Ma il tecnico, come Pallotta, non intende passare alla storia come l’uomo che ha fatto smettere il giocatore più importante della storia giallorossa. «Francesco è il più forte del nostro dopoguerra - ha ripetuto il toscano alla tv di Trigoria - da lui ho imparato moltissime cose e mi ha aiutato a vincere tre coppe. Spero riesca a chiudere nella maniera più corretta la carriera per quello che gli dice il suo cuore. È una situazione che mi mette in difficoltà perché molti vogliono abbinare la sua situazione alla mia, ma io ho assoluto rispetto per il campione e per l'uomo».
Tradotto: non mi mettete in mezzo. Nell’intervista a Roma Tv scorrono le immagini della vita di Spalletti, compresa quella che ritrae una parete di casa con affisse tante maglie dei suoi giocatori, comprese quelle del capitano in un angolo speciale. «Ho il timore che i "tiratori scelti" diranno: "guarda le maglie di Totti, le ha messe in panchina". Invece gli ho dedicato un posto tutto per lui».

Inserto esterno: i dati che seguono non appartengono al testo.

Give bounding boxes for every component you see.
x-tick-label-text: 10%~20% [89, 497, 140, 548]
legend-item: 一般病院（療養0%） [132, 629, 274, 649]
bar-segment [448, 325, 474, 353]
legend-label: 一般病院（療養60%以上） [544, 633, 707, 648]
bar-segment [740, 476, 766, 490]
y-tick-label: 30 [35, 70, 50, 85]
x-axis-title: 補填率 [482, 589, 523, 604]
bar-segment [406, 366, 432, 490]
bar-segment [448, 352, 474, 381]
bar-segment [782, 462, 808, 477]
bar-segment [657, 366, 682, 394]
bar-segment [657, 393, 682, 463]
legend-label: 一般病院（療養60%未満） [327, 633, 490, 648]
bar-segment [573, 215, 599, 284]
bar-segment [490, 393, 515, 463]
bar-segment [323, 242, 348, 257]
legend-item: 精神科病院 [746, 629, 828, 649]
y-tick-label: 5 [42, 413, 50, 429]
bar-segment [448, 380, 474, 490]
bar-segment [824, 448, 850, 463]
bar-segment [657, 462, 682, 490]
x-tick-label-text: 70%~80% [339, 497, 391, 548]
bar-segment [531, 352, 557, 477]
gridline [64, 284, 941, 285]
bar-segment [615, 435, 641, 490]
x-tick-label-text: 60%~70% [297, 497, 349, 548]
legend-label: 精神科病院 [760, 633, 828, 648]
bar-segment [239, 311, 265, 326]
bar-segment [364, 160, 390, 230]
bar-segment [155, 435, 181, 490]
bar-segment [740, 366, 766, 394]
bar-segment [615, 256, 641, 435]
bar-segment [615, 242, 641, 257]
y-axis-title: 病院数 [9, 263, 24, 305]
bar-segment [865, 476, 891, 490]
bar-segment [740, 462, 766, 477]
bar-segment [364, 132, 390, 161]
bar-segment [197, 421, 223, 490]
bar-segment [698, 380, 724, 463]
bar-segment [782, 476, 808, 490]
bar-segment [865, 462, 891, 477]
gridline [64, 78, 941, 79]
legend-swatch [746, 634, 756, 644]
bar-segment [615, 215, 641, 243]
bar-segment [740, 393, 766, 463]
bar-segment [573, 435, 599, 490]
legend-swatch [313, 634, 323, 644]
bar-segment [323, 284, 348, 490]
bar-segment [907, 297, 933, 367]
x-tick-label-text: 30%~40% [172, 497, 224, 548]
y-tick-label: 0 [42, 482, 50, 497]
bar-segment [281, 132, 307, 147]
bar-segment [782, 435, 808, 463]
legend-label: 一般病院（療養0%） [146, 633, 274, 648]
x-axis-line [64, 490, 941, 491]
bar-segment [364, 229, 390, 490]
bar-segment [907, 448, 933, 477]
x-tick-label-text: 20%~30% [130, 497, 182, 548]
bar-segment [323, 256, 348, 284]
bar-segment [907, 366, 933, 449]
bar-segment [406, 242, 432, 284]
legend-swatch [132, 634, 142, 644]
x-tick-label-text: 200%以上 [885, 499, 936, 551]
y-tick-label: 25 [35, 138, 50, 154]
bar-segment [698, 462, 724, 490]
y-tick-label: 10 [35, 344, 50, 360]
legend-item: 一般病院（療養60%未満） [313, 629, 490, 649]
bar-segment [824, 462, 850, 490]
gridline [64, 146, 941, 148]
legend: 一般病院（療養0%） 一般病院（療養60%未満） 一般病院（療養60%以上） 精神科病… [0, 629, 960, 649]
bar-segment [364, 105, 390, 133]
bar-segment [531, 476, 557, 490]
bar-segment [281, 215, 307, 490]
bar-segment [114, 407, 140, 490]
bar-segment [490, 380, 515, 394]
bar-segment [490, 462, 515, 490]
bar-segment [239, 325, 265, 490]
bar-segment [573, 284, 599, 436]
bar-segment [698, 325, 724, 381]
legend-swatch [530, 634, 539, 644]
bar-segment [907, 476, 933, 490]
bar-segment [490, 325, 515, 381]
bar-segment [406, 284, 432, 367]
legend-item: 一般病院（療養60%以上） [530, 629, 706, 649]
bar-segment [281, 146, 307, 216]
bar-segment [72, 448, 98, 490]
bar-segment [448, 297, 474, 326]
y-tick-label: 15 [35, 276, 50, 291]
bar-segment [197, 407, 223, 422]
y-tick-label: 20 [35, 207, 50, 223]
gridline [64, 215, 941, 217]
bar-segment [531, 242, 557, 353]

Chissà se lo ritroverà al suo fianco in panchina nel prossimo anno, intanto l’allenatore rivolge un messaggio a Pallotta: «Dovrebbe starci più vicino e a a contatto con noi, così sarebbe più facile prendere il segnale che lui vorrebbe mandare alla squadra: è molto di più di quanto riesce a fare in questo momento. Ha entusiasmo, ci tiene moltissimo alla Roma e vuole vincere». A richiamarlo a Trigoria sono stati però i dirigenti italiani, Sabatini e Baldissoni. E Spalletti ci tiene a sottolinearlo: «Sono i miei amici quotidiani che non cambierei per nessuno. Sono stati cordiali per me, mi hanno fatto un grande regalo perché mi hanno permesso di ritornare a fare l’allenatore della Roma, per cui sono in debito e devo contraccambiare la loro fiducia».
Ristabilita una verità, resta da risolvere in un modo o nell’altro il rapporto tra Sabatini e Pallotta. Saltato l’appuntamento previsto ieri, restano i due giorni della trasferta spagnola per un confronto. Ma non si può affatto escludere che le dimissioni del diesse, tuttora irremovibili, restino anch’esse in sospeso. E nei tre mesi restanti fino a giugno Spalletti (e non solo) avrebbe ancora del tempo utile per provare a convincere il dirigente a rimanere un altro anno.
L’unica «spina» venuta meno riguarda Bruno Conti, che si è accordato con la società per un nuovo incarico da osservatore. Ma di questo non doveva occuparsi Pallotta.